Psychologists say workaholism can be blamed for a number of heart attacks, stress, migraines and high blood pressure.
      
How widespread the problem is, is hard to determine, but a Statistics Canada study showed one in three Canadians feel stressed out.

Workaholism can lead to stress-related disorders with severe physical symptoms ranging from ulcers to migraine headaches. In severe cases, workaholism can lead to separation, divorce or family breakdown, all of which can trigger problems on their own, from substance abuse, to depression, to an increased need to overwork.

In some cases, clinical workaholism is caused by feelings of inadequacy in areas of life outside work.

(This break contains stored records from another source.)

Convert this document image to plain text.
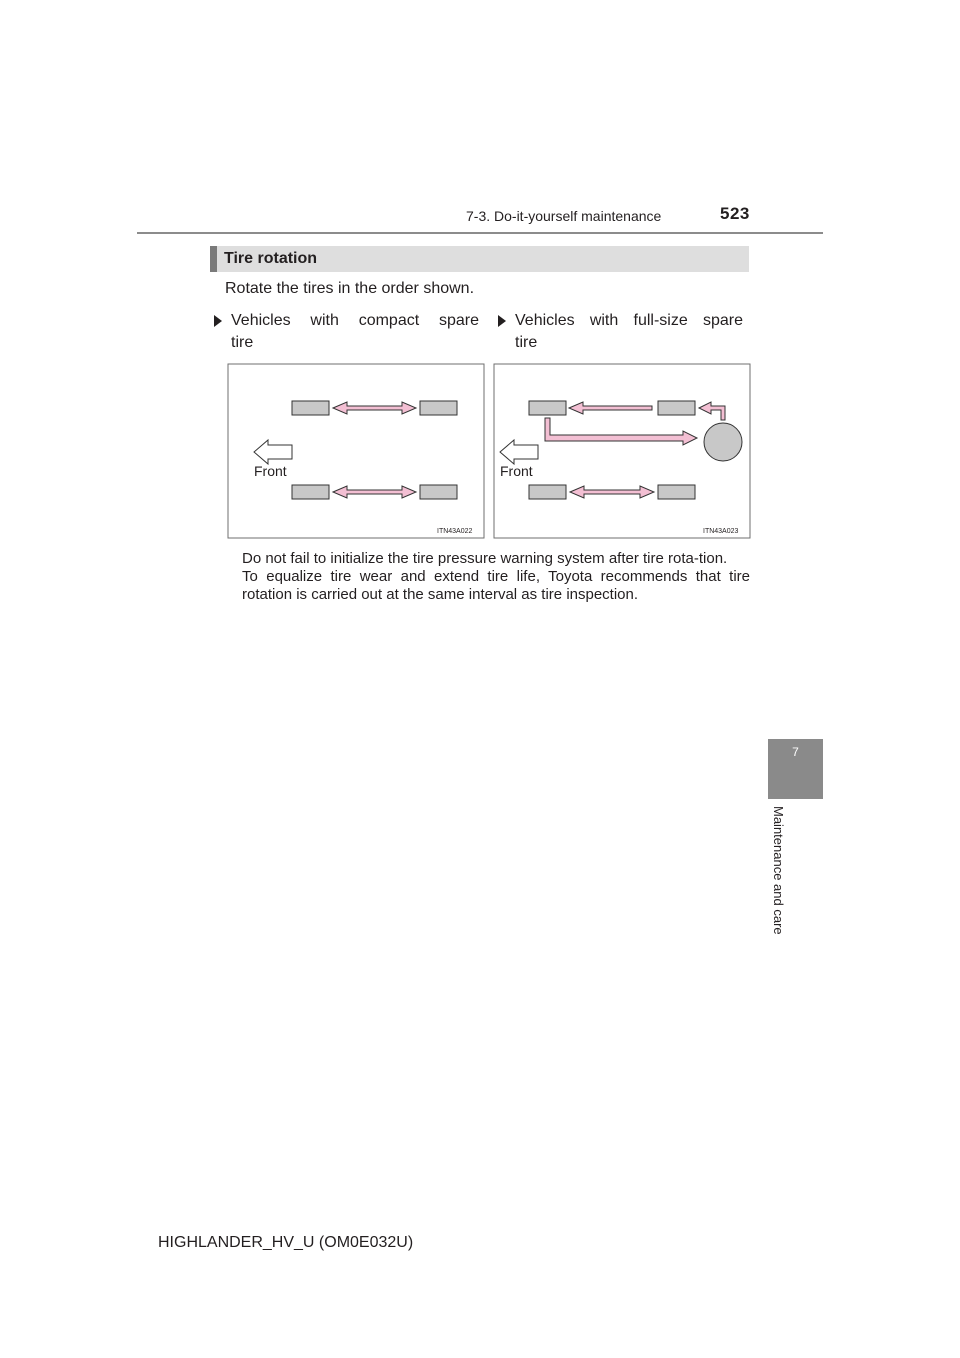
7-3. Do-it-yourself maintenance	523
Tire rotation
Rotate the tires in the order shown.
Vehicles with compact spare
tire
Vehicles with full-size spare
tire
Front
ITN43A022
Front
ITN43A023

Do not fail to initialize the tire pressure warning system after tire rota-tion.

To equalize tire wear and extend tire life, Toyota recommends that tire rotation is carried out at the same interval as tire inspection.

7
Maintenance and care
HIGHLANDER_HV_U (OM0E032U)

Inability to deal with emotions, problems interacting with family, or difficulty dealing with free time can all lead to workaholism. For these people, weekends and vacations are hell, because they have to be away from work. Work allows sufferers to immerse themselves completely in activities they excel at while allowing them an easy out from the problem areas of their lives.

If you use work as an escape, it won't work because none of us can derive sufficient amounts of satisfaction from work. We need balance in our lives.

The more you go beyond 40 hours a week, the greater your risk of breaking down. Hard workers with active social lives, harmonious family relationships, a balanced approach to life, and a lack of symptoms also have less to worry about.

Some warning signs of work addiction include: erratic behaviour, increased drinking, relationship troubles and physical symptoms including gastrointestinal disorders, heart palpitations, tension and those physical issues mentioned above.